Structural Properties and Phase Stability of Primary Y Phase (Ti(2)SC) in Ti-Stabilized Stainless Steel from Experiments and First Principles

The morphology and microstructural evaluation of Y phases in AISI 321 (a Ti-stabilized stainless steel) were characterized after hot deformation. The electronic structure and phase stability of titanium carbosulfide were further discussed by first-principle calculations. It was found that Y phases, like curved strips or bones in AISI 321 stainless steel, mostly show a clustered distribution and are approximately arranged in parallel. The width of the Y phase is much less than the length, and the composition of the Y phase is close to that of Ti(2)SC. Y phases have exceptional thermal stability. The morphology of Y phases changed considerably after forging. During the first calculations, the Ti(2)SC with hexagonal structure does not spontaneously change into TiS and TiC; however Ti(4)S(2)C(2) (Z = 2) can spontaneously change into the two phases.
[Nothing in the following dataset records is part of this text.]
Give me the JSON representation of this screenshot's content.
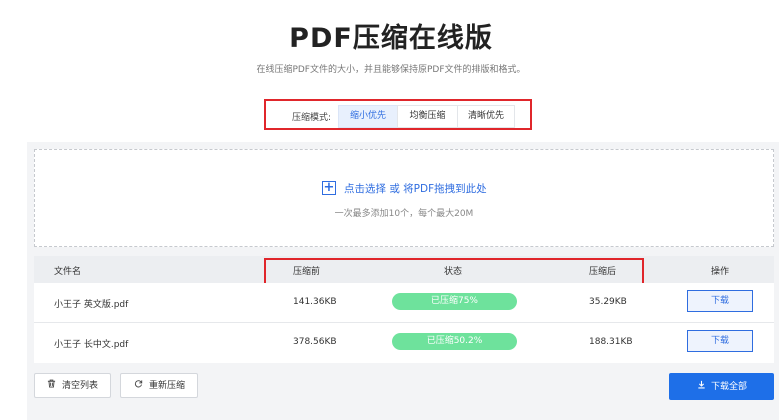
{
  "header": {
    "title": "PDF压缩在线版",
    "subtitle": "在线压缩PDF文件的大小，并且能够保持原PDF文件的排版和格式。"
  },
  "mode": {
    "label": "压缩模式:",
    "options": [
      "缩小优先",
      "均衡压缩",
      "清晰优先"
    ],
    "selected": "缩小优先"
  },
  "upload": {
    "plus": "+",
    "text": "点击选择 或 将PDF拖拽到此处",
    "hint": "一次最多添加10个，每个最大20M"
  },
  "table": {
    "headers": [
      "文件名",
      "压缩前",
      "状态",
      "压缩后",
      "操作"
    ],
    "rows": [
      {
        "name": "小王子 英文版.pdf",
        "before": "141.36KB",
        "status": "已压缩75%",
        "after": "35.29KB",
        "action": "下载"
      },
      {
        "name": "小王子 长中文.pdf",
        "before": "378.56KB",
        "status": "已压缩50.2%",
        "after": "188.31KB",
        "action": "下载"
      }
    ]
  },
  "footer": {
    "clear": "清空列表",
    "recompress": "重新压缩",
    "download_all": "下载全部"
  },
  "icons": {
    "clear": "trash-icon",
    "recompress": "refresh-icon",
    "download_all": "download-icon"
  },
  "colors": {
    "accent": "#2f6de0",
    "primary_button": "#1e6fe8",
    "status_pill": "#6ee29c",
    "highlight_border": "#e0262b"
  }
}
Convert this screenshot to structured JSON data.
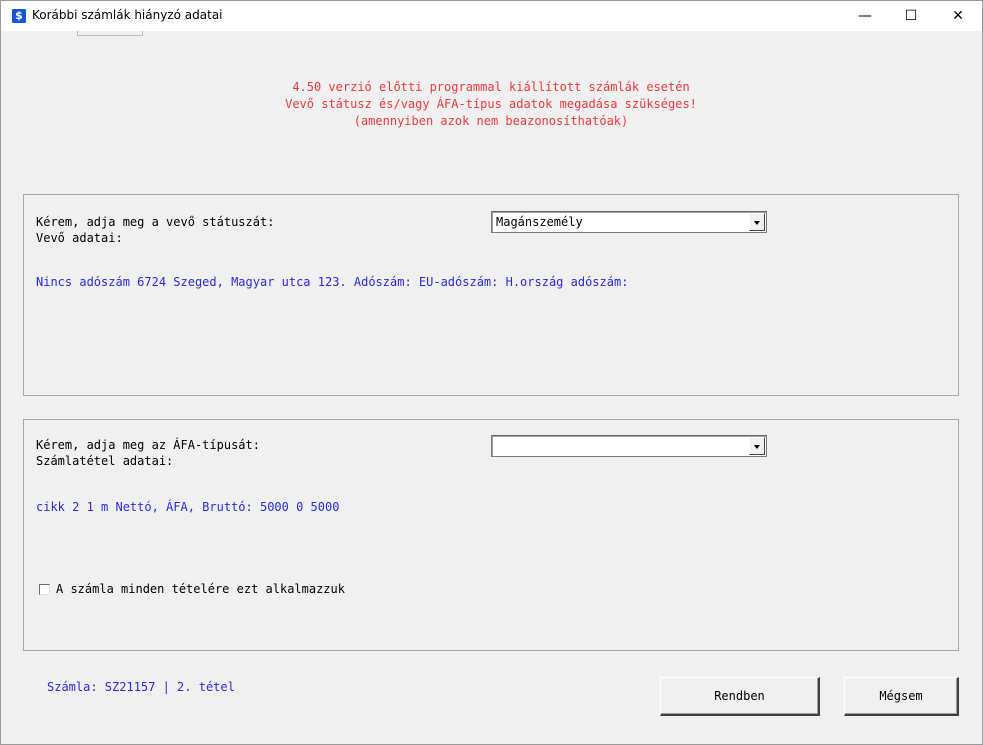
{
  "window": {
    "app_icon_glyph": "$",
    "title": "Korábbi számlák hiányzó adatai",
    "minimize_glyph": "—",
    "maximize_glyph": "☐",
    "close_glyph": "✕"
  },
  "notice": {
    "line1": "4.50 verzió előtti programmal kiállított számlák esetén",
    "line2": "Vevő státusz és/vagy ÁFA-típus adatok megadása szükséges!",
    "line3": "(amennyiben azok nem beazonosíthatóak)",
    "color": "#f03a3a"
  },
  "buyer_group": {
    "prompt": "Kérem, adja meg a vevő státuszát:",
    "data_label": "Vevő adatai:",
    "status_select_value": "Magánszemély",
    "buyer_details": "Nincs adószám  6724 Szeged, Magyar utca 123. Adószám:  EU-adószám:  H.ország adószám:"
  },
  "vat_group": {
    "prompt": "Kérem, adja meg az ÁFA-típusát:",
    "data_label": "Számlatétel adatai:",
    "vat_select_value": "",
    "item_details": "cikk 2 1 m Nettó, ÁFA, Bruttó: 5000 0 5000",
    "apply_all_label": "A számla minden tételére ezt alkalmazzuk",
    "apply_all_checked": false
  },
  "footer": {
    "invoice_info": "Számla: SZ21157 | 2. tétel",
    "ok_label": "Rendben",
    "cancel_label": "Mégsem"
  },
  "colors": {
    "info_blue": "#2a2ae0",
    "background": "#f0f0f0"
  }
}
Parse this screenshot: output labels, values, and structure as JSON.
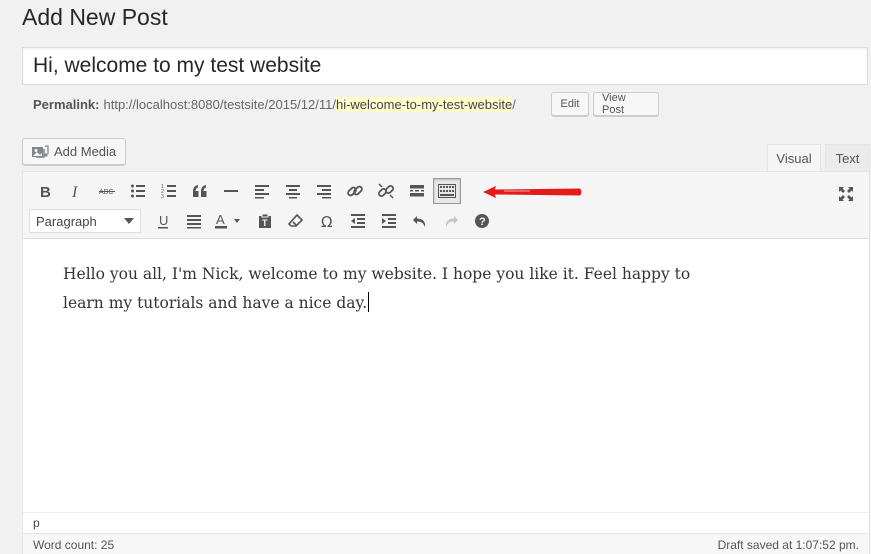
{
  "page": {
    "title": "Add New Post"
  },
  "post": {
    "title_value": "Hi, welcome to my test website",
    "permalink_label": "Permalink:",
    "permalink_base": "http://localhost:8080/testsite/2015/12/11/",
    "permalink_slug": "hi-welcome-to-my-test-website",
    "permalink_trailing": "/",
    "edit_label": "Edit",
    "view_post_label": "View Post"
  },
  "media": {
    "add_media_label": "Add Media"
  },
  "tabs": {
    "visual": "Visual",
    "text": "Text"
  },
  "toolbar": {
    "row1": [
      "bold-icon",
      "italic-icon",
      "strikethrough-icon",
      "bulleted-list-icon",
      "numbered-list-icon",
      "blockquote-icon",
      "horizontal-line-icon",
      "align-left-icon",
      "align-center-icon",
      "align-right-icon",
      "insert-link-icon",
      "remove-link-icon",
      "read-more-icon",
      "toolbar-toggle-icon"
    ],
    "row2": [
      "underline-icon",
      "justify-icon",
      "text-color-icon",
      "paste-as-text-icon",
      "clear-formatting-icon",
      "special-character-icon",
      "outdent-icon",
      "indent-icon",
      "undo-icon",
      "redo-icon",
      "help-icon"
    ],
    "format_select_value": "Paragraph",
    "fullscreen_icon": "fullscreen-icon"
  },
  "editor": {
    "line1": "Hello you all, I'm Nick, welcome to my website. I hope you like it. Feel happy to",
    "line2": "learn my tutorials and have a nice day.",
    "path": "p",
    "word_count": "Word count: 25",
    "draft_status": "Draft saved at 1:07:52 pm."
  },
  "colors": {
    "annotation_arrow": "#e31b1b",
    "permalink_highlight": "#fffbcc"
  }
}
The Ti–S bonds are compressed in Ti(4)S(2)C(2) cells, which leads to poor structural stability for Ti(4)S(2)C(2). There is a covalent interaction between C/S and Ti, as well as an exchange of electrons between Ti and S/C atoms. Evidently, the mechanical stability of Ti(4)S(2)C(2) is weak; however, Ti(2)SC shows high stability. Ti(2)SC, as a hard brittle phase, does not easily undergo plastic deformation.